A presidential election was held in Virginia on November 5, 1804, as part of the 1804 United States presidential election. The Democratic-Republican Party's ticket of incumbent president Thomas Jefferson and former New York governor George Clinton was elected virtually without opposition.

The Virginia Federalist Party chose not to contest the election. Different lists of unpledged electors received write-in votes in a few counties; in some cases, these tickets included a mix of Federalist and Democratic-Republican candidates or were composed of fictitious names. Federalist writers complained that the state's general ticket law made the election result a foregone conclusion, and voter turnout was noticeably low. Jefferson won the national election in a landslide over the de facto Federalist candidate, Charles Cotesworth Pinckney, who received 14 electoral votes to Jefferson's 162.

==General ticket==
===Summary===
Virginia chose 24 electors on a statewide general ticket. Nineteenth-century election laws required voters to elect the members of the Electoral College individually, rather than as a block. This sometimes resulted in small differences in the number of votes cast for electors pledged to the same presidential nominee, if some voters did not vote for all the electors nominated by a party. A confusing situation unfolded in Virginia, as a result of the Virginia Federalist Party's decision not to nominate electors. More than 300 candidates received votes across 93 participating counties, including 24 electors on the Democratic-Republican ticket. While the Democratic-Republican candidates ran unopposed in much of the state, several hundred write-in candidates received votes in a handful of counties as Federalist or "opposition" electors. Some opposition tickets included electors on the Democratic-Republican slate, while others were believed to be wholly fictitious.
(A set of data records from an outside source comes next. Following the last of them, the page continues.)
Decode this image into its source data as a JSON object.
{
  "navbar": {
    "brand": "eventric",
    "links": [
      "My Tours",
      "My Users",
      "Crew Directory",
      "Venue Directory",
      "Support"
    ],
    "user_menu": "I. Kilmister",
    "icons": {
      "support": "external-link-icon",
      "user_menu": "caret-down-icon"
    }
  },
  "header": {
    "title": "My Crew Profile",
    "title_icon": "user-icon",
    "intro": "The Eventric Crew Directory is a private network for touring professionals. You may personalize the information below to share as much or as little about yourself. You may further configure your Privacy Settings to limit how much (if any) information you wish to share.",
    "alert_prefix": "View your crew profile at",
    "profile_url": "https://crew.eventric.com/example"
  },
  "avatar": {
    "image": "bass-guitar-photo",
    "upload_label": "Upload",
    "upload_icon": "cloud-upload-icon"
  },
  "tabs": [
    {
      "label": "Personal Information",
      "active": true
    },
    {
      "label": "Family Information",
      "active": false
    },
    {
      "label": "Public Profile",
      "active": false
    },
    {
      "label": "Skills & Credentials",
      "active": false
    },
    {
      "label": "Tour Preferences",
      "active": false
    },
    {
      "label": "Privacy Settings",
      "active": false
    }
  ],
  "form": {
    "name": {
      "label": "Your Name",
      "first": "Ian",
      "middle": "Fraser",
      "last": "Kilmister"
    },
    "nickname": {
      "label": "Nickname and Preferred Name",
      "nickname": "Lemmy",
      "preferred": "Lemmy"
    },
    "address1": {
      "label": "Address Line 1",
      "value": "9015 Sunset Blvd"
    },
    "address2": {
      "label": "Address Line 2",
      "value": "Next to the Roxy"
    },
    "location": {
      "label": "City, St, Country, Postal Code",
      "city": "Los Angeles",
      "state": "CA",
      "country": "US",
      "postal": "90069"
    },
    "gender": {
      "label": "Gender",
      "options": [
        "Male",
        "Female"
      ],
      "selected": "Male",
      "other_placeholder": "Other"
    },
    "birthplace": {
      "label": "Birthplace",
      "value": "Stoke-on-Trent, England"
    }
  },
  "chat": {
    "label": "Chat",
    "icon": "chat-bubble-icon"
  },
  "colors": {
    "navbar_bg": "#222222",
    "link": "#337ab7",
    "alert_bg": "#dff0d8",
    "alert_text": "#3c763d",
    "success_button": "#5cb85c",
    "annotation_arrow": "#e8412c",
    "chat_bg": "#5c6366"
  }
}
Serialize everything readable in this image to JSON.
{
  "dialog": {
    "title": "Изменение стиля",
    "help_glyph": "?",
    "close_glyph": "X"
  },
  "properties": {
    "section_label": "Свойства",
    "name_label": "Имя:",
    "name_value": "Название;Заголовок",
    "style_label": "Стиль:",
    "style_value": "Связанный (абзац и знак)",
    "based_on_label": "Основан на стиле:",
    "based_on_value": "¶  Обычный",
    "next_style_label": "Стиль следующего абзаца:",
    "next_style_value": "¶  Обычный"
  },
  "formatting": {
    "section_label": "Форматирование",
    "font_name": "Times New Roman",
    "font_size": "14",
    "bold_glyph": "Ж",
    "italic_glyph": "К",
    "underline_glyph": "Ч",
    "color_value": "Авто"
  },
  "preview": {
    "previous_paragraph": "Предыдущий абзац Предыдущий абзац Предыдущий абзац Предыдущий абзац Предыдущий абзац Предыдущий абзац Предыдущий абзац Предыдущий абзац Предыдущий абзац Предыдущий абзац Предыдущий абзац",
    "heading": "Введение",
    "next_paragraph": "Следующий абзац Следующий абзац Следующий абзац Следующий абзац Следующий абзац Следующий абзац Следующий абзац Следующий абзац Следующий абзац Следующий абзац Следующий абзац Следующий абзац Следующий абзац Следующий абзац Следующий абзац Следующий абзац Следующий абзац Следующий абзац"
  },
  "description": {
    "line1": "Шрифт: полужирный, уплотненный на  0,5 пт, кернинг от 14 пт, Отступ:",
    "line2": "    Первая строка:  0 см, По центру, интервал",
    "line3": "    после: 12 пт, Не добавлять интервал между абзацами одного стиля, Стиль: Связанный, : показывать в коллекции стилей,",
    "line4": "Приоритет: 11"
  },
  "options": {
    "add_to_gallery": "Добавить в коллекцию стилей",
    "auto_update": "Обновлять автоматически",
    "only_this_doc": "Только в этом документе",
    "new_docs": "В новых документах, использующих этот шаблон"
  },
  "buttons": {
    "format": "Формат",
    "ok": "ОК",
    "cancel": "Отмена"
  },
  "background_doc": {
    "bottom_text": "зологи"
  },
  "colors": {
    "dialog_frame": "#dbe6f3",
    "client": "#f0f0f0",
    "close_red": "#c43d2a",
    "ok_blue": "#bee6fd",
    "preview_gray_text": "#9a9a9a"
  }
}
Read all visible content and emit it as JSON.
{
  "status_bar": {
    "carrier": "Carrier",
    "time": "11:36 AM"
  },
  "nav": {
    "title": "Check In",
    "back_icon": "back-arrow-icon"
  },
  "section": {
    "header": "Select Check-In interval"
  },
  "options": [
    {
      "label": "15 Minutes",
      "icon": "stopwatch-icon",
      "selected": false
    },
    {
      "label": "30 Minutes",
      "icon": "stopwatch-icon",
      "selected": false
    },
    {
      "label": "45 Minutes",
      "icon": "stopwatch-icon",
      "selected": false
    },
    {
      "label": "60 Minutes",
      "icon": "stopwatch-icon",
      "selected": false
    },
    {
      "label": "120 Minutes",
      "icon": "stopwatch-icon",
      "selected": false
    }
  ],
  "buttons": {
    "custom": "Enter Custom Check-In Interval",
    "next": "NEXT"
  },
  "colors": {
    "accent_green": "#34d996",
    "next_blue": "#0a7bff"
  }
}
Although a clandestine gathering of Congressional Federalists had nominated Pinckney in February, the Virginia anti-Jefferson electors were apparently unpledged.

In sum, the leading Democratic-Republican elector, William H. Cabell, received 12,926 votes; the leading Federalist elector received 75 votes; while several dozen unknown candidates received between 1 and 16 votes as anti-Jefferson electors. Cabell received 45 votes on opposition tickets, while James Allen received 12,866 votes as a Democratic-Republican and two votes as a Federalist. The following table calculates the sum of the votes for the leading electors in each county to give an approximate sense of the statewide popular vote; for accuracy, votes for Cabell and Allen on anti-Jefferson tickets are subtracted from the Democratic-Republican total.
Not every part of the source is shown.